My union leadership, all bluster?

I didn't go this year to the National Education Association (NEA) Representative Assembly, but having gone twice, I have a sense of the results by looking at the new business items passed by the delegates. I was particularly interested in how the NEA would respond to the increased attacks against teachers and our unions, specifically with Obama's Race to the Top and his horrible plans for the reauthorization of the Elementary and Secondary Education Act (ESEA) (titled NCLB under Bush).

With the attacks suffered by our teacher unions this year, there is no better time than now to start fighting back.

In his keynote address, NEA head Dennis Van Roekel thundered, "We must not allow another bad ESEA. Because if they take the old NCLB, fancy it up and call it the new ESEA, I think we ought to just call it TNT and blow the whole damn thing up!”

But a look at the passed business items suggests that the NEA leadership does not intend on leading a grassroots mobilization, but rather plans on continuing with their ineffective support of Democratic Party politicians and lobbying efforts.

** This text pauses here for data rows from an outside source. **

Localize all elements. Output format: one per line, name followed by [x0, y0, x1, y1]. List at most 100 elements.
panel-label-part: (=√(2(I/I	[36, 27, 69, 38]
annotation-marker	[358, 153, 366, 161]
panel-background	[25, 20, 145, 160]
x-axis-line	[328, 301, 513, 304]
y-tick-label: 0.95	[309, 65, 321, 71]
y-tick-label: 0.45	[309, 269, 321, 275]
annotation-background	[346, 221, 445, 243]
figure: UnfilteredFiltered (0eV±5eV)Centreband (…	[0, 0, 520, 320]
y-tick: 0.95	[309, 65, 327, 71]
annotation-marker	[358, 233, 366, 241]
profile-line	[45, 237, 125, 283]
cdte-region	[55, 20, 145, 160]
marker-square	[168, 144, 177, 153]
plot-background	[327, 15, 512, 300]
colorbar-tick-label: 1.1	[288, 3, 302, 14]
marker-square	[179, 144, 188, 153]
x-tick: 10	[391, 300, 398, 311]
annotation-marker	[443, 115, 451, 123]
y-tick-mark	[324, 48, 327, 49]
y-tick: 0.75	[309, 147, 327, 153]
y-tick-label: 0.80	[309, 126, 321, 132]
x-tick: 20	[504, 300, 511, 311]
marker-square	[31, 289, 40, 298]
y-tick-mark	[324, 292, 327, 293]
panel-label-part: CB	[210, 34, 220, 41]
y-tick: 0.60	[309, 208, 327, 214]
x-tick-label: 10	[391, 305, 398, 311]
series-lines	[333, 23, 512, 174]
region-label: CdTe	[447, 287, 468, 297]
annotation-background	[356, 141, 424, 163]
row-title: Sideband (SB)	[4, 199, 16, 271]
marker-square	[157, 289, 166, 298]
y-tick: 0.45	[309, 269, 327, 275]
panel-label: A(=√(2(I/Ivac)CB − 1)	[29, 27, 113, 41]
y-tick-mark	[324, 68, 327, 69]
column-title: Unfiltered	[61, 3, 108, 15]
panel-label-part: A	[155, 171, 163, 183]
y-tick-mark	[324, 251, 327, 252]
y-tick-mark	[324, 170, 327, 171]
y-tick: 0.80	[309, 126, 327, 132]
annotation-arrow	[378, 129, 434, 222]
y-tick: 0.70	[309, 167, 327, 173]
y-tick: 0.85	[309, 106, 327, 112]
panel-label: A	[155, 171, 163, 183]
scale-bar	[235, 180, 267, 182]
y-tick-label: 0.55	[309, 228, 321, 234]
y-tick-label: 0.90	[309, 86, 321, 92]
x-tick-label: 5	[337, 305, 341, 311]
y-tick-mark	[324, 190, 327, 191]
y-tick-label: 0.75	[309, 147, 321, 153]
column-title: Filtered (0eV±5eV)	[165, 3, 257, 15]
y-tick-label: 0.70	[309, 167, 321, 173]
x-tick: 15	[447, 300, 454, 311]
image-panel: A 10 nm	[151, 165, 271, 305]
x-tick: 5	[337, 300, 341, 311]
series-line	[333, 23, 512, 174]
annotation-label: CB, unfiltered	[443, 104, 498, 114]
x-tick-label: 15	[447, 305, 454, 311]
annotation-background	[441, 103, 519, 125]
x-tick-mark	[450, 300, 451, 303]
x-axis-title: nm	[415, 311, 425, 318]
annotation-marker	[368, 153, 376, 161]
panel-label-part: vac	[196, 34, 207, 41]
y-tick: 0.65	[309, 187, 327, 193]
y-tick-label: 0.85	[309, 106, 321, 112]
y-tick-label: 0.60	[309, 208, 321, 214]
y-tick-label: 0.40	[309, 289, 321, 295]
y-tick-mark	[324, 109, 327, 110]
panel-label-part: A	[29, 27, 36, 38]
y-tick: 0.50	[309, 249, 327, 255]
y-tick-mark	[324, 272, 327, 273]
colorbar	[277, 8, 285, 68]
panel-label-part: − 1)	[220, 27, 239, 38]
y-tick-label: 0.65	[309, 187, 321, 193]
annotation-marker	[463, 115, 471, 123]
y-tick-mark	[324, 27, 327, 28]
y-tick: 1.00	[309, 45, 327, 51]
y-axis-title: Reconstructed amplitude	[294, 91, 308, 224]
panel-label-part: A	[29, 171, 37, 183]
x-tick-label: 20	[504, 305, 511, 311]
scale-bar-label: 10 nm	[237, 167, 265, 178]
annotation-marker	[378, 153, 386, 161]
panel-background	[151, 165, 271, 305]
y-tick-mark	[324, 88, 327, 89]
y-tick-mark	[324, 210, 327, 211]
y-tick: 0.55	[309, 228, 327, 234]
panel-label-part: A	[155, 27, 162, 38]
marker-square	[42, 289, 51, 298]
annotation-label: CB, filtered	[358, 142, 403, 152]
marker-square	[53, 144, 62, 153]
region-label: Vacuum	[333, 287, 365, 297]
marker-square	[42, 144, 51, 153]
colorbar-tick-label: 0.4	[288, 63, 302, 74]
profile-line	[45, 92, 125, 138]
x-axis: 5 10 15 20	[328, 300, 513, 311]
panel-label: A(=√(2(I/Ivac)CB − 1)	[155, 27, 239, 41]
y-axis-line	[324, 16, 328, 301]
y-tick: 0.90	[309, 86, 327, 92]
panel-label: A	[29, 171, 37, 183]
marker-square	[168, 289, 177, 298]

Van Roekel does call for state affiliates to organize a Day of Action against Obama's plan for ESEA, which in my opinion is even worse than Bush's NCLB. But such devolution of organizing to state bodies insures a mediocre effort. The New Business Item that would have committed the NEA to a national mobilization in the streets failed, undoubtedly due to the leadership's opposition to it.

More tellingly, New Business Item 95, passed late in the proceedings by the delegates, assists state affiliates in attracting Race-to-the-Top grant money, apparently contradicting the NEA position laid out in NBI A. NBI A commits the NEA to opposing "federal educational funding through competitive grant models" like that of Race-to-the-Top.

What we need is a national leadership willing to lead by mobilizing the ranks. Instead, once again, I suspect that we are getting fiery rhetoric with no substance. That said, we need to nevertheless influence our state affiliates to organize a Day of Action against Obama's ESEA. But it should be a real Day of Action by marching in the street, not worthless texting or call-ins.